Patients and Methods
Data from adults 18 years of age and older relevant to self-reported non-gestational diabetes diagnosis and eye exam within the last 12 months were extracted from the 2019 NHIS dataset. A multivariate logistic regression model was used to determine associations between receiving an eye exam in the preceding 12 months and various economic, insurance-related, geographic, and social factors.

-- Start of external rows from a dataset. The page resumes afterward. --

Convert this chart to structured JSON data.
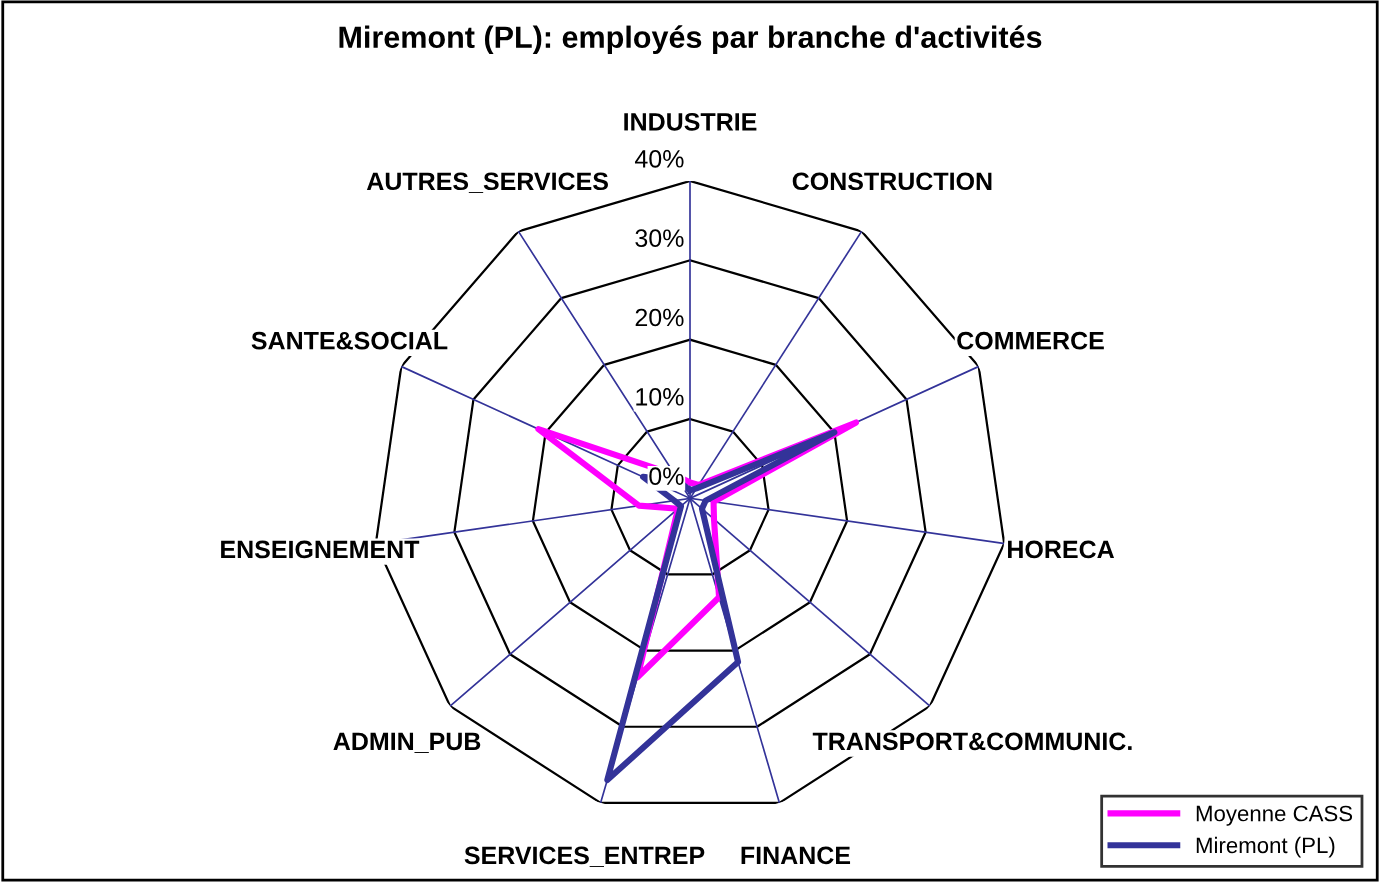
{
  "chart_data": {
    "type": "radar",
    "title": "Miremont (PL): employés par branche d'activités",
    "categories": [
      "INDUSTRIE",
      "CONSTRUCTION",
      "COMMERCE",
      "HORECA",
      "TRANSPORT&COMMUNIC.",
      "FINANCE",
      "SERVICES_ENTREP",
      "ADMIN_PUB",
      "ENSEIGNEMENT",
      "SANTE&SOCIAL",
      "AUTRES_SERVICES"
    ],
    "series": [
      {
        "name": "Moyenne CASS",
        "color": "#ff00ff",
        "values": [
          2,
          2,
          23,
          3,
          4,
          13,
          23.5,
          2,
          6.5,
          21,
          3.5
        ]
      },
      {
        "name": "Miremont (PL)",
        "color": "#333399",
        "values": [
          1,
          1.5,
          20,
          2,
          2,
          21.5,
          37,
          1.5,
          2,
          6.5,
          2.5
        ]
      }
    ],
    "ylim": [
      0,
      40
    ],
    "yticks": [
      {
        "value": 0,
        "label": "0%"
      },
      {
        "value": 10,
        "label": "10%"
      },
      {
        "value": 20,
        "label": "20%"
      },
      {
        "value": 30,
        "label": "30%"
      },
      {
        "value": 40,
        "label": "40%"
      }
    ],
    "grid": true,
    "legend": "bottom right"
  }
}
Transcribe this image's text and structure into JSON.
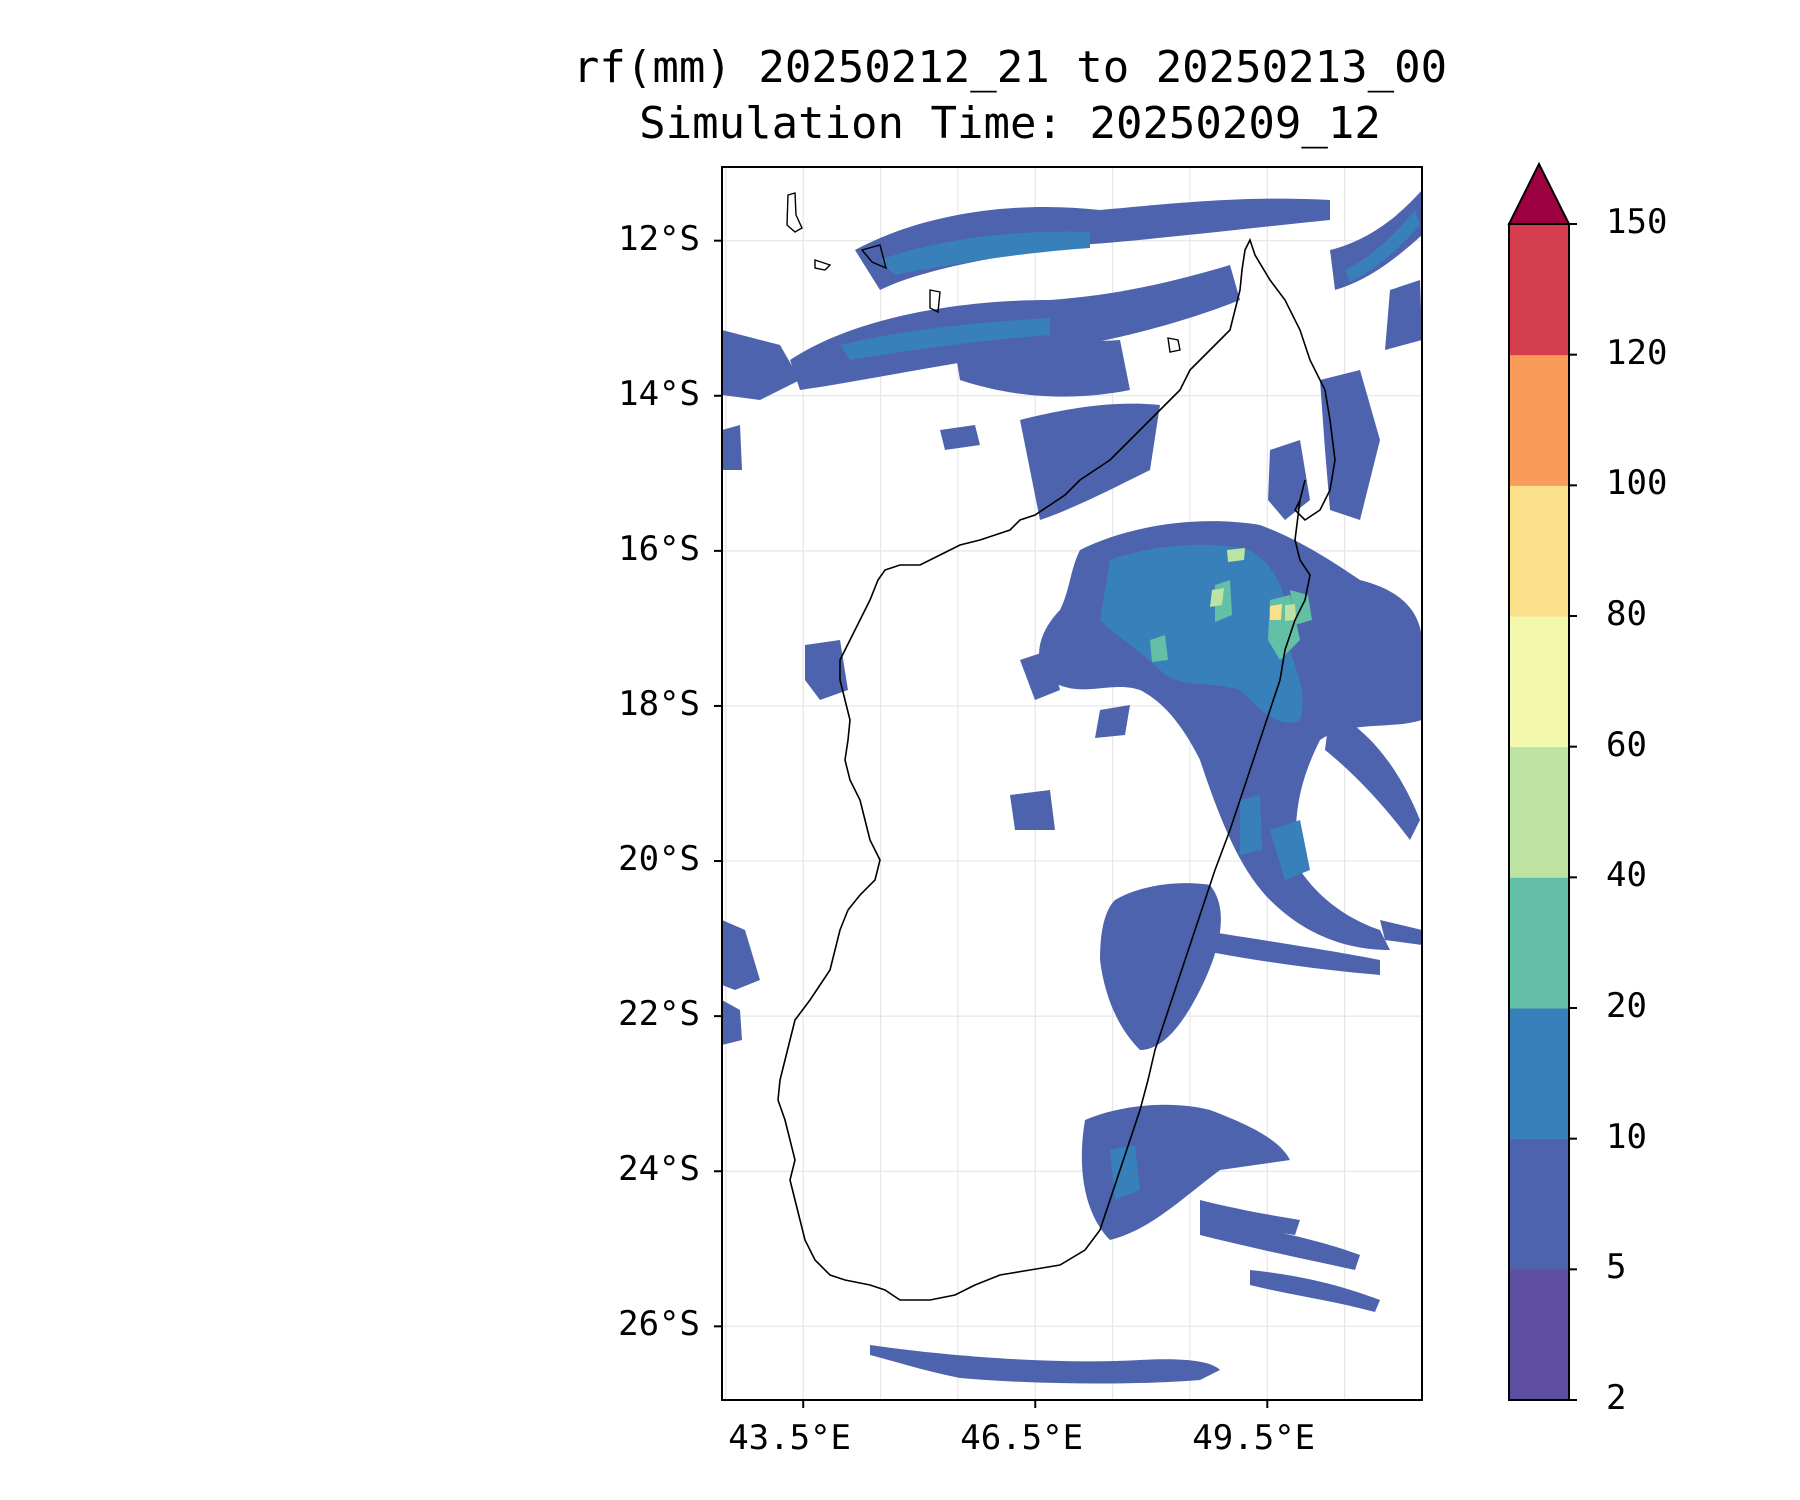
{
  "figure": {
    "title_line1": "rf(mm) 20250212_21 to 20250213_00",
    "title_line2": "Simulation Time: 20250209_12"
  },
  "map": {
    "lat_labels": [
      "12°S",
      "14°S",
      "16°S",
      "18°S",
      "20°S",
      "22°S",
      "24°S",
      "26°S"
    ],
    "lon_labels": [
      "43.5°E",
      "46.5°E",
      "49.5°E"
    ],
    "extent": {
      "lon_min": 42.45,
      "lon_max": 51.5,
      "lat_min": -26.95,
      "lat_max": -11.05
    },
    "grid": true
  },
  "colorbar": {
    "ticks": [
      "2",
      "5",
      "10",
      "20",
      "40",
      "60",
      "80",
      "100",
      "120",
      "150"
    ],
    "colors": [
      "#5e4fa2",
      "#4e63ad",
      "#3880b9",
      "#63bfa5",
      "#bde3a3",
      "#f2f9ad",
      "#fbe08c",
      "#f99c5a",
      "#d53e4f"
    ],
    "extend_color": "#9e0142",
    "extend": "max"
  },
  "legend_units": "mm"
}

Outcomes were reported as odds ratios (OR) with 95% confidence intervals (CI).
Results
Among diabetic adults in the US, receiving an eye exam within the last 12 months was significantly associated with female sex (OR 1.29; 95% CI 1.05–1.58), residence in the Midwestern United States (OR 1.39; 95% CI 1.01–1.92), use of Veteran’s Health Administration healthcare (OR 2.15; 95% CI 1.34–3.44), having a usual place to go for healthcare (OR 3.89; 95% CI 2.16–7.01), and the use of Private, Medicare Advantage, or other insurance (OR 3.66; 95% CI 2.42–5.53), use of Medicare only excluding Medicare Advantage (OR 3.18; 95% CI 1.95–5.30), dual eligibility for Medicare and Medicaid (OR 3.88; 95% CI 2.21–6.79), and use of Medicaid and other public health insurance (OR 3.04; 95% CI 1.89–4.88) compared to those without insurance. An educational attainment of less than high school (OR 0.66; 95% CI 0.48–0.92), and an educational attainment of high school or GED without any college (OR 0.62; 95% CI 0.47–0.81) reduced the odds of having an annual eye exam.
Conclusion
Economic, social, and geographic factors are associated with diabetic adults receiving an annual eye exam.